In this interview, forthcoming in Dollars & Sense magazine, regular Triple Crisis contributor Jayati Ghosh summarizes some major themes in her work and thought, including the prospects for the transformation and revival of socialist movements, the transfiguration of the world capitalist economy and the reproduction of structures like the core-periphery division and landlord domination, new challenges of international labor solidarity and environmental sustainability, and the way forward towards egalitarian societies. This is part one of a four-part series.
Prospects and Barriers for a New Socialism
D&S: We are scarcely two decades removed from the supposed global triumph of capitalism, the death of socialism, and (maximum hubris) proclamations of the “end of history.” And yet we’re seeing a revival of socialist movements—what you have called the “emerging left in the emerging world.” What are the key factors explaining this revival?
JG: I think it is now becoming more evident to most people across the world that global capitalism—especially in its current neoliberal manifestation—is not likely to deliver genuinely better material conditions, security, and justice. This is generally still a largely inchoate and diffuse sense of unhappiness with the state of things in many parts of the world. It is true that in some regions, like Latin America, there is a more developed sense of how neoliberal policies pushed the advance of aggressive and extremely unequal capitalist forces.

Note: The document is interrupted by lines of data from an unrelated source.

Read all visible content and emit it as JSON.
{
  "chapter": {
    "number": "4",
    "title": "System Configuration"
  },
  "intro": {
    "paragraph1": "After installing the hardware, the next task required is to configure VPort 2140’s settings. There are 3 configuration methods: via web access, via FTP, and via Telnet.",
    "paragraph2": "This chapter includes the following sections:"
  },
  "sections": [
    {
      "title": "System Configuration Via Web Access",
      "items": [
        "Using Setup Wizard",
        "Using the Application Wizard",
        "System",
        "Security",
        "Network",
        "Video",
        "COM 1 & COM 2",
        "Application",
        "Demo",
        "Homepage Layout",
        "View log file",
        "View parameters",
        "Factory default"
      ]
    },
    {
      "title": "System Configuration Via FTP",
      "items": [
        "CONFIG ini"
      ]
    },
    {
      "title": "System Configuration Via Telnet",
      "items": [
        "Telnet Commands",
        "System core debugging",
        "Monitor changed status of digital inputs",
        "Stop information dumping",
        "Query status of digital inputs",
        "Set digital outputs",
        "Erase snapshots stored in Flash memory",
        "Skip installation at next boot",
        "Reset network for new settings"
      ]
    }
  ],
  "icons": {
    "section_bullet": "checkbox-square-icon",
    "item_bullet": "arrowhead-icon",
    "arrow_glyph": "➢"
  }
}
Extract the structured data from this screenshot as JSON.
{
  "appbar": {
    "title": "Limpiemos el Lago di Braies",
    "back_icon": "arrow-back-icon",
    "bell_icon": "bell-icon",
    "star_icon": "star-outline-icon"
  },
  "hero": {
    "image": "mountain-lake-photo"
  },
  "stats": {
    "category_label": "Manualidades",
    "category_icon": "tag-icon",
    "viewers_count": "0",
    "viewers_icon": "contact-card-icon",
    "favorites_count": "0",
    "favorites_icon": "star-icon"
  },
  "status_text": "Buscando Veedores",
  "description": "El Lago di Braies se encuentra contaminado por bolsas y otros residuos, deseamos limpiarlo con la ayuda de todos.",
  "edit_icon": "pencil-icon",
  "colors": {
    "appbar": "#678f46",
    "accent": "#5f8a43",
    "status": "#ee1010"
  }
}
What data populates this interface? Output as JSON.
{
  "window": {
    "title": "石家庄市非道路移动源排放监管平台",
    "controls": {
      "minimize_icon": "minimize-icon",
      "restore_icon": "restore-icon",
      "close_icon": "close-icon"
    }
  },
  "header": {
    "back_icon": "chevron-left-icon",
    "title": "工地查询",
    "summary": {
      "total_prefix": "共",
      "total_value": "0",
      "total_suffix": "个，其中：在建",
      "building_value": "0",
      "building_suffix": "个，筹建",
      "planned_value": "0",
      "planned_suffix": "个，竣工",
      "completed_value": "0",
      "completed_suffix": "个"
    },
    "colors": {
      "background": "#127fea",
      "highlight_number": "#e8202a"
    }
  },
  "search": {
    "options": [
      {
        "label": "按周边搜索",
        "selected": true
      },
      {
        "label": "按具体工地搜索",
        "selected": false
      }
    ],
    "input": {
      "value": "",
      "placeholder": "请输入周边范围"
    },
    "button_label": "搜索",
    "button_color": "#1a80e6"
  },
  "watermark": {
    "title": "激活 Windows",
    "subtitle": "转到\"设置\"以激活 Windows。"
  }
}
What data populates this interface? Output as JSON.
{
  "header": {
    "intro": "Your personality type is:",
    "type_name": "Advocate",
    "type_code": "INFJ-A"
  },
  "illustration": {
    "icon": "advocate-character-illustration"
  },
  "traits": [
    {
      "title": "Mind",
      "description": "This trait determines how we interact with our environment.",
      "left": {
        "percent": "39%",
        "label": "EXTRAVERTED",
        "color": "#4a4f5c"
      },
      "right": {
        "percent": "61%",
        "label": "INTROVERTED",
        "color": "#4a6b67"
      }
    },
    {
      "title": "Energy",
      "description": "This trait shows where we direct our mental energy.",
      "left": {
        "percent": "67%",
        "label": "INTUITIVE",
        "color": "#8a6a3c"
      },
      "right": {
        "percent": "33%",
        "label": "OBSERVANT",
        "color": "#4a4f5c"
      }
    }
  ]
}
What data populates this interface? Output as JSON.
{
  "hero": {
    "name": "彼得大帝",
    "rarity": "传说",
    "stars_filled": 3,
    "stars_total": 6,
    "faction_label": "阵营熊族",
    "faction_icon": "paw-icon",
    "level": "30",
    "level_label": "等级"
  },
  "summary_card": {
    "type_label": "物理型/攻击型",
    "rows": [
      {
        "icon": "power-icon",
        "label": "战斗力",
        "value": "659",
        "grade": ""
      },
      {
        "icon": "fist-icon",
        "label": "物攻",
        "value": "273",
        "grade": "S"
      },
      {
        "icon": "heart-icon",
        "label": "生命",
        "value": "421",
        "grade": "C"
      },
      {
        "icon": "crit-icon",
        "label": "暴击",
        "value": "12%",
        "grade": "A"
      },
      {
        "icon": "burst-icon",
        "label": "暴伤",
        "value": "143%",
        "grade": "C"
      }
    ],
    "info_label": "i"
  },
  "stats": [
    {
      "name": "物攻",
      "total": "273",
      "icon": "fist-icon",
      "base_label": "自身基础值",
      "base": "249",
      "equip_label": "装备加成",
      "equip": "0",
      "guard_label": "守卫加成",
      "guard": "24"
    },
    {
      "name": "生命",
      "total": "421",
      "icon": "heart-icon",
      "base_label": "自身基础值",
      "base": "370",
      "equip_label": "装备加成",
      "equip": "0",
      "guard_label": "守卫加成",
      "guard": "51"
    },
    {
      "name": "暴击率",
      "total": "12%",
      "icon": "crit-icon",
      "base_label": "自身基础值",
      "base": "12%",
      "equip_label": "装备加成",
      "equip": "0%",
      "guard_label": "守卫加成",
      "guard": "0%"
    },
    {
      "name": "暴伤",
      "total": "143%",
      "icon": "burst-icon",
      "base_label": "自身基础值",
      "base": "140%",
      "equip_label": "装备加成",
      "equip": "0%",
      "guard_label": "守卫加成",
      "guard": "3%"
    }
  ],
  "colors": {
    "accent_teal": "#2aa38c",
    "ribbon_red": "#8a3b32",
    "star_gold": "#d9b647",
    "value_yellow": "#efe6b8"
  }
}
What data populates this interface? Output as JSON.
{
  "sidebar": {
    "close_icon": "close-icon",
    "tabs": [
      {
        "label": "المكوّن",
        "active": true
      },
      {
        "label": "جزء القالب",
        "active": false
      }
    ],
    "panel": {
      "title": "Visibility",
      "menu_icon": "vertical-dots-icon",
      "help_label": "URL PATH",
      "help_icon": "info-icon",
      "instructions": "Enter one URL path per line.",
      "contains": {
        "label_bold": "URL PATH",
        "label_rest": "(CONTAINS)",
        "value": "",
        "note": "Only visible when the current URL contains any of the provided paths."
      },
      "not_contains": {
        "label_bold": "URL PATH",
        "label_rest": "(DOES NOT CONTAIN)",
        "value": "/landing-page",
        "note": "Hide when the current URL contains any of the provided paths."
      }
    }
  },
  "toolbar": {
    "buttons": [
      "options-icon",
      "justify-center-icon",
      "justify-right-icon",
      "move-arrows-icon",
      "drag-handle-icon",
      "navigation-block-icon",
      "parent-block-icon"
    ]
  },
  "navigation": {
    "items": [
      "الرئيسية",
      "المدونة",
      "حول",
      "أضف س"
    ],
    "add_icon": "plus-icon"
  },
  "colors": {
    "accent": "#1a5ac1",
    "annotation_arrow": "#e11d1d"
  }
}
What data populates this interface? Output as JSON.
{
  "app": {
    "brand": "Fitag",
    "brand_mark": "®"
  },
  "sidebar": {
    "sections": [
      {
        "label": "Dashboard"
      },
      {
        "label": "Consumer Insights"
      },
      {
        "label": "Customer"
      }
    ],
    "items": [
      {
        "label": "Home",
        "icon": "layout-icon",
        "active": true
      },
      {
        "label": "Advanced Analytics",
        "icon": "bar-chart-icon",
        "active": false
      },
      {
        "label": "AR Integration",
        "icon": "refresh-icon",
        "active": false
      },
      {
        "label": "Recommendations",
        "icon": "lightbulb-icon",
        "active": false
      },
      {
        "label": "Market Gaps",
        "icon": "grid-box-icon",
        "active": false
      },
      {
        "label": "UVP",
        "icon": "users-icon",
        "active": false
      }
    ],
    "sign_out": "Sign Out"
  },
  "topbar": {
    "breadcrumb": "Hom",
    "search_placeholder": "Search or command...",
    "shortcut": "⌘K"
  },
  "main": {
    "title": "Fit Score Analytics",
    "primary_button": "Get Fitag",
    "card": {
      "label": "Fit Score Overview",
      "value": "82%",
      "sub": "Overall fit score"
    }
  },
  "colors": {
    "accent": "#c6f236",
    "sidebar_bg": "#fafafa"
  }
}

This emerging left has many features that distinguish it from the earlier, more centralizing and in some ways less socially sensitive left that characterized the second half of the 20th century in particular. For example, there is some rejection of top-down models of party organization which often distorted the idea of the Leninist vanguard, and greater respect for a plurality of opinions, even as many of these movements are more actively engaged in processes of electoral democracy. The language of human rights is explicitly used in these political formations, which in turn demands the recognition of a greater variety of identities that go beyond the class identities that were the standard form of division. So the rights of women, of indigenous communities, of marginalized groups within society in general, are more explicitly recognized. A specific concern regarding human interaction with nature is also an important element, tempering the earlier somewhat simplistic celebration of technology and human ingenuity, which was seen as trumping the requirements and rights of nature.
It is interesting that these features are to be found in new social and political movements in many parts of the world. They are found not just in Latin America, where they also were associated with some amount of political transformation and shifts in economic strategies, but also among movements in countries as far apart as Thailand, Spain, and South Africa.
D&S: The same does not seem to be true to nearly the same extent in the so-called “core” countries of Western Europe or North America. Why is that? And if the current crisis can’t spark a profound questioning of capitalism, and discussion of alternatives to it, what can?
JG: It seems to me that in the core capitalist countries the left in every shape or form has taken a long time to recover from the existential blows delivered by the collapse of “socialism” in the Soviet Union and Eastern Europe, and the very market-oriented moves of Communist regimes in East Asia, including China and Vietnam. Interestingly, this blow has affected even those Leftists who had rejected these models as not reflecting true socialism at all.
The social and political ascendancy of capitalism, despite its major recent crises and continuing inability to deliver either inclusive growth or social justice, is largely because of this sense that the alternative proved to be so apparently unpleasant and so different from original expectation. So there is some questioning of capitalism, but no real belief in a viable socialist alternative. This may be why the anger and resistance to the effects of the way capitalism functions is now finding expression in more right-wing responses, which are superficially anti-capitalist but essentially focused on symptoms of the problem and on blaming perceived “others,” like immigrants.